As soon as Christmas was over, we tossed two strings of lights into their box, tore off the limited ornaments and the garland, and we wheeled that tree back outside. Having researched for weeks, we dug the appropriately sized hole and we put the tree where it could finally let its roots expand and find a place in the earth. We cut off the burlap around its roots with the utmost care, and allowed the tree its chance to shine.
Then we left it outside for the rest of the winter. There was plenty of water but it was bitterly cold. Spring came, and our clay-based yard flooded, as it does every year. Our yard was a swamp. The tree started to turn yellow from too much water, so I wrapped a plastic bag around its roots, hoping that would help. It didn’t.
Our beloved Christmas tree continued to turn brown in early summer but Bill said, “It has new growth! It has new growth!” To Bill, this meant that the tree was doing fine. So I contacted the landscaper who said it was normal to get some browning in early summer as the seasons change. It wasn’t bad, so I let it go.

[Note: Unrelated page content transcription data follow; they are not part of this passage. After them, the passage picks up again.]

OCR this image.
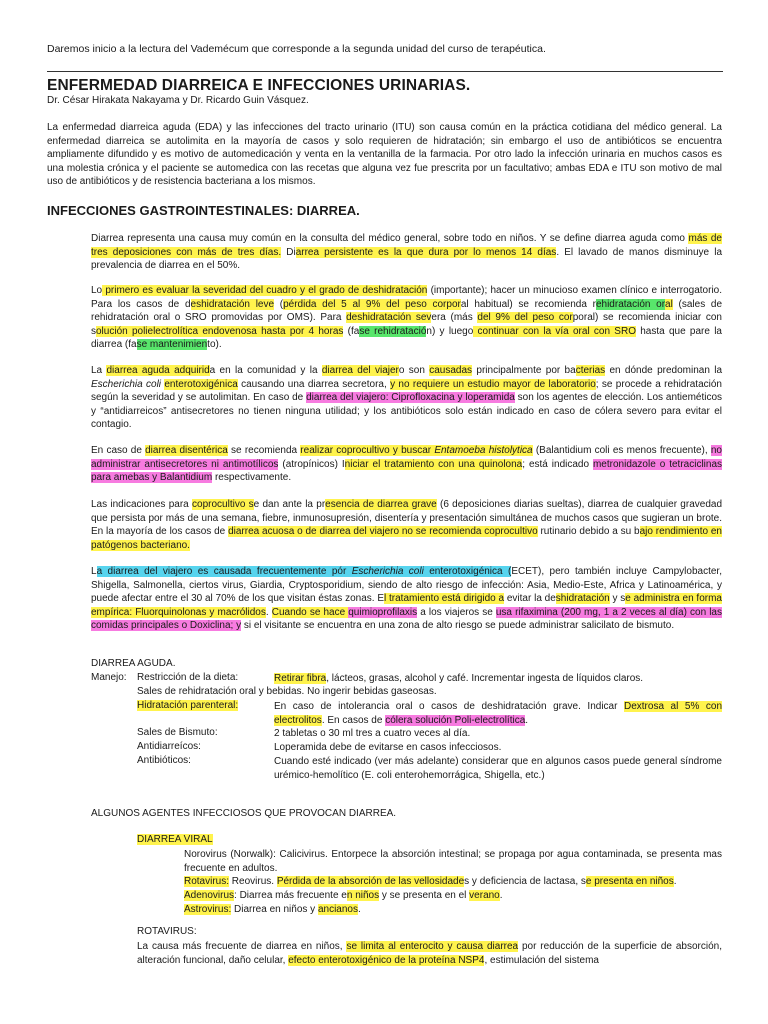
Daremos inicio a la lectura del Vademécum que corresponde a la segunda unidad del curso de terapéutica.
ENFERMEDAD DIARREICA E INFECCIONES URINARIAS.
Dr. César Hirakata Nakayama y Dr. Ricardo Guin Vásquez.

La enfermedad diarreica aguda (EDA) y las infecciones del tracto urinario (ITU) son causa común en la práctica cotidiana del médico general. La enfermedad diarreica se autolimita en la mayoría de casos y solo requieren de hidratación; sin embargo el uso de antibióticos se encuentra ampliamente difundido y es motivo de automedicación y venta en la ventanilla de la farmacia. Por otro lado la infección urinaria en muchos casos es una molestia crónica y el paciente se automedica con las recetas que alguna vez fue prescrita por un facultativo; ambas EDA e ITU son motivo de mal uso de antibióticos y de resistencia bacteriana a los mismos.

INFECCIONES GASTROINTESTINALES: DIARREA.

Diarrea representa una causa muy común en la consulta del médico general, sobre todo en niños. Y se define diarrea aguda como más de tres deposiciones con más de tres días. Diarrea persistente es la que dura por lo menos 14 días. El lavado de manos disminuye la prevalencia de diarrea en el 50%.

Lo primero es evaluar la severidad del cuadro y el grado de deshidratación (importante); hacer un minucioso examen clínico e interrogatorio. Para los casos de deshidratación leve (pérdida del 5 al 9% del peso corporal habitual) se recomienda rehidratación oral (sales de rehidratación oral o SRO promovidas por OMS). Para deshidratación severa (más del 9% del peso corporal) se recomienda iniciar con solución polielectrolítica endovenosa hasta por 4 horas (fase rehidratación) y luego continuar con la vía oral con SRO hasta que pare la diarrea (fase mantenimiento).

La diarrea aguda adquirida en la comunidad y la diarrea del viajero son causadas principalmente por bacterias en dónde predominan la Escherichia coli enterotoxigénica causando una diarrea secretora, y no requiere un estudio mayor de laboratorio; se procede a rehidratación según la severidad y se autolimitan. En caso de diarrea del viajero: Ciprofloxacina y loperamida son los agentes de elección. Los antieméticos y “antidiarreicos” antisecretores no tienen ninguna utilidad; y los antibióticos solo están indicado en caso de cólera severo para evitar el contagio.

En caso de diarrea disentérica se recomienda realizar coprocultivo y buscar Entamoeba histolytica (Balantidium coli es menos frecuente), no administrar antisecretores ni antimotílicos (atropínicos) Iniciar el tratamiento con una quinolona; está indicado metronidazole o tetraciclinas para amebas y Balantidium respectivamente.

Las indicaciones para coprocultivo se dan ante la presencia de diarrea grave (6 deposiciones diarias sueltas), diarrea de cualquier gravedad que persista por más de una semana, fiebre, inmunosupresión, disentería y presentación simultánea de muchos casos que sugieran un brote. En la mayoría de los casos de diarrea acuosa o de diarrea del viajero no se recomienda coprocultivo rutinario debido a su bajo rendimiento en patógenos bacteriano.

La diarrea del viajero es causada frecuentemente pór Escherichia coli enterotoxigénica (ECET), pero también incluye Campylobacter, Shigella, Salmonella, ciertos virus, Giardia, Cryptosporidium, siendo de alto riesgo de infección: Asia, Medio-Este, Africa y Latinoamérica, y puede afectar entre el 30 al 70% de los que visitan éstas zonas. El tratamiento está dirigido a evitar la deshidratación y se administra en forma empírica: Fluorquinolonas y macrólidos. Cuando se hace quimioprofilaxis a los viajeros se usa rifaximina (200 mg, 1 a 2 veces al día) con las comidas principales o Doxiclina; y si el visitante se encuentra en una zona de alto riesgo se puede administrar salicilato de bismuto.

DIARREA AGUDA.
Manejo: Restricción de la dieta:	Retirar fibra, lácteos, grasas, alcohol y café. Incrementar ingesta de líquidos claros.
Sales de rehidratación oral y bebidas. No ingerir bebidas gaseosas.
Hidratación parenteral:	En caso de intolerancia oral o casos de deshidratación grave. Indicar Dextrosa al 5% con electrolitos. En casos de cólera solución Poli-electrolítica.
Sales de Bismuto:	2 tabletas o 30 ml tres a cuatro veces al día.
Antidiarreícos:	Loperamida debe de evitarse en casos infecciosos.
Antibióticos:	Cuando esté indicado (ver más adelante) considerar que en algunos casos puede general síndrome urémico-hemolítico (E. coli enterohemorrágica, Shigella, etc.)
ALGUNOS AGENTES INFECCIOSOS QUE PROVOCAN DIARREA.
DIARREA VIRAL
Norovirus (Norwalk): Calicivirus. Entorpece la absorción intestinal; se propaga por agua contaminada, se presenta mas frecuente en adultos.
Rotavirus: Reovirus. Pérdida de la absorción de las vellosidades y deficiencia de lactasa, se presenta en niños.
Adenovirus: Diarrea más frecuente en niños y se presenta en el verano.
Astrovirus: Diarrea en niños y ancianos.
ROTAVIRUS:
La causa más frecuente de diarrea en niños, se limita al enterocito y causa diarrea por reducción de la superficie de absorción, alteración funcional, daño celular, efecto enterotoxigénico de la proteína NSP4, estimulación del sistema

Then, quite abruptly, in late July, a gust of wind came through that took out everything in its path. Fortunately, our Christmas tree was six feet outside of its path – but our neighbor’s 100-foot tree dropped right next to it. The whole world was stunned into silence.

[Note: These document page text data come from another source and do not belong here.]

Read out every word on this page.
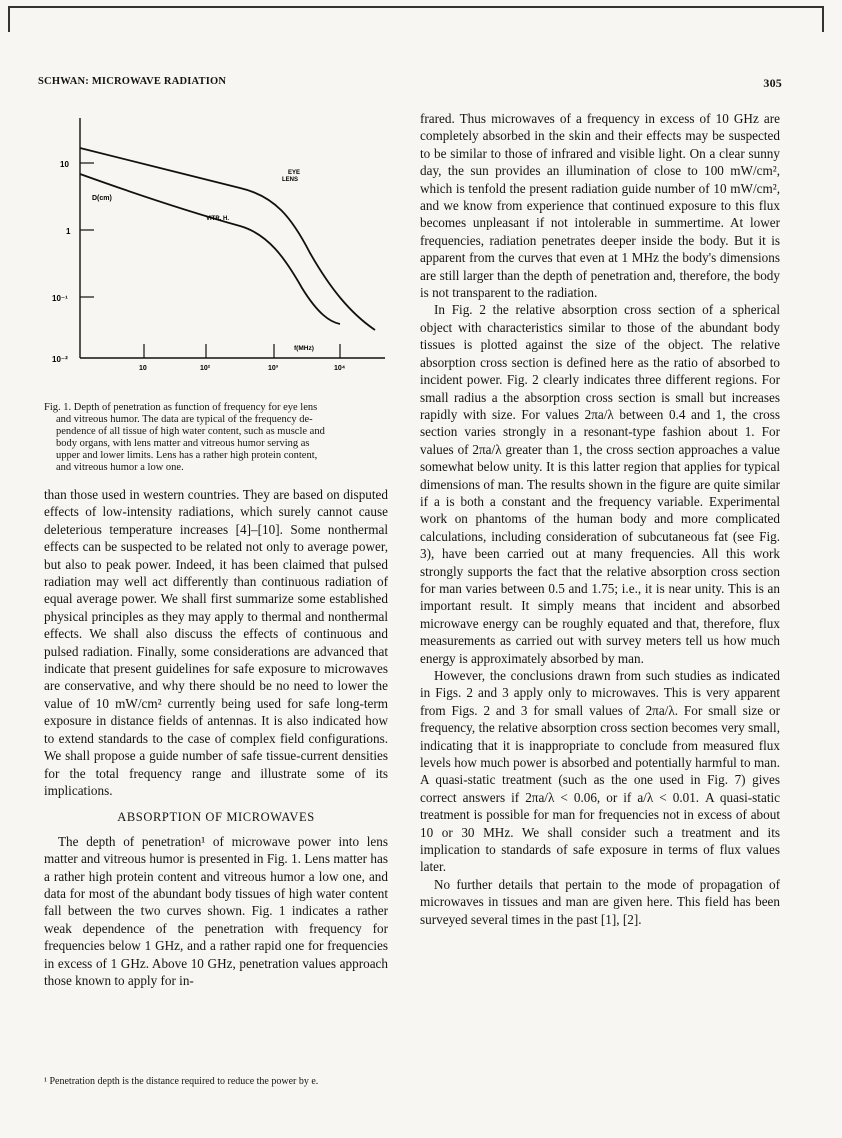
SCHWAN: MICROWAVE RADIATION	305
10
1
10⁻¹
10⁻²
10	10²	10³	10⁴
D(cm)
f(MHz)
EYE LENS
VITR. H.
Fig. 1. Depth of penetration as function of frequency for eye lens
and vitreous humor. The data are typical of the frequency de-
pendence of all tissue of high water content, such as muscle and
body organs, with lens matter and vitreous humor serving as
upper and lower limits. Lens has a rather high protein content,
and vitreous humor a low one.

than those used in western countries. They are based on disputed effects of low-intensity radiations, which surely cannot cause deleterious temperature increases [4]–[10]. Some nonthermal effects can be suspected to be related not only to average power, but also to peak power. Indeed, it has been claimed that pulsed radiation may well act differently than continuous radiation of equal average power. We shall first summarize some established physical principles as they may apply to thermal and nonthermal effects. We shall also discuss the effects of continuous and pulsed radiation. Finally, some considerations are advanced that indicate that present guidelines for safe exposure to microwaves are conservative, and why there should be no need to lower the value of 10 mW/cm² currently being used for safe long-term exposure in distance fields of antennas. It is also indicated how to extend standards to the case of complex field configurations. We shall propose a guide number of safe tissue-current densities for the total frequency range and illustrate some of its implications.

ABSORPTION OF MICROWAVES

The depth of penetration¹ of microwave power into lens matter and vitreous humor is presented in Fig. 1. Lens matter has a rather high protein content and vitreous humor a low one, and data for most of the abundant body tissues of high water content fall between the two curves shown. Fig. 1 indicates a rather weak dependence of the penetration with frequency for frequencies below 1 GHz, and a rather rapid one for frequencies in excess of 1 GHz. Above 10 GHz, penetration values approach those known to apply for in-

¹ Penetration depth is the distance required to reduce the power by e.

frared. Thus microwaves of a frequency in excess of 10 GHz are completely absorbed in the skin and their effects may be suspected to be similar to those of infrared and visible light. On a clear sunny day, the sun provides an illumination of close to 100 mW/cm², which is tenfold the present radiation guide number of 10 mW/cm², and we know from experience that continued exposure to this flux becomes unpleasant if not intolerable in summertime. At lower frequencies, radiation penetrates deeper inside the body. But it is apparent from the curves that even at 1 MHz the body's dimensions are still larger than the depth of penetration and, therefore, the body is not transparent to the radiation.

In Fig. 2 the relative absorption cross section of a spherical object with characteristics similar to those of the abundant body tissues is plotted against the size of the object. The relative absorption cross section is defined here as the ratio of absorbed to incident power. Fig. 2 clearly indicates three different regions. For small radius a the absorption cross section is small but increases rapidly with size. For values 2πa/λ between 0.4 and 1, the cross section varies strongly in a resonant-type fashion about 1. For values of 2πa/λ greater than 1, the cross section approaches a value somewhat below unity. It is this latter region that applies for typical dimensions of man. The results shown in the figure are quite similar if a is both a constant and the frequency variable. Experimental work on phantoms of the human body and more complicated calculations, including consideration of subcutaneous fat (see Fig. 3), have been carried out at many frequencies. All this work strongly supports the fact that the relative absorption cross section for man varies between 0.5 and 1.75; i.e., it is near unity. This is an important result. It simply means that incident and absorbed microwave energy can be roughly equated and that, therefore, flux measurements as carried out with survey meters tell us how much energy is approximately absorbed by man.

However, the conclusions drawn from such studies as indicated in Figs. 2 and 3 apply only to microwaves. This is very apparent from Figs. 2 and 3 for small values of 2πa/λ. For small size or frequency, the relative absorption cross section becomes very small, indicating that it is inappropriate to conclude from measured flux levels how much power is absorbed and potentially harmful to man. A quasi-static treatment (such as the one used in Fig. 7) gives correct answers if 2πa/λ < 0.06, or if a/λ < 0.01. A quasi-static treatment is possible for man for frequencies not in excess of about 10 or 30 MHz. We shall consider such a treatment and its implication to standards of safe exposure in terms of flux values later.

No further details that pertain to the mode of propagation of microwaves in tissues and man are given here. This field has been surveyed several times in the past [1], [2].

Within a week, the tree guys came with their saws and their rage and they took away the tree that had fallen.
We don’t know if trees think. Obviously they don’t have brains; they don’t think in any way that we recognize. But right then and there, as soon as that tree fell, our little Christmas tree started to die.
There was a heat wave, too, right after the storm – a blistering, affects-everything front – where the humidity was unbearable and the temperature regularly neared a hundred degrees. There was no rain.
Since we planted it just out of reach of the hose, I carried buckets of water and poured them on its roots. Finally, Bill attached a second hose to the first one, so we could reach the tree. We gave it water in the mornings hoping to ward off its destruction.
Our tree is still standing in our yard – but it is half brown, and half green. We don’t know what to do. We don’t know how to save it. We don’t know if we can.
With Dylan long gone and Shane leaving in the fall, my dog lying injured at my feet, I don’t know if I can bear any more loss. It’s too much for me.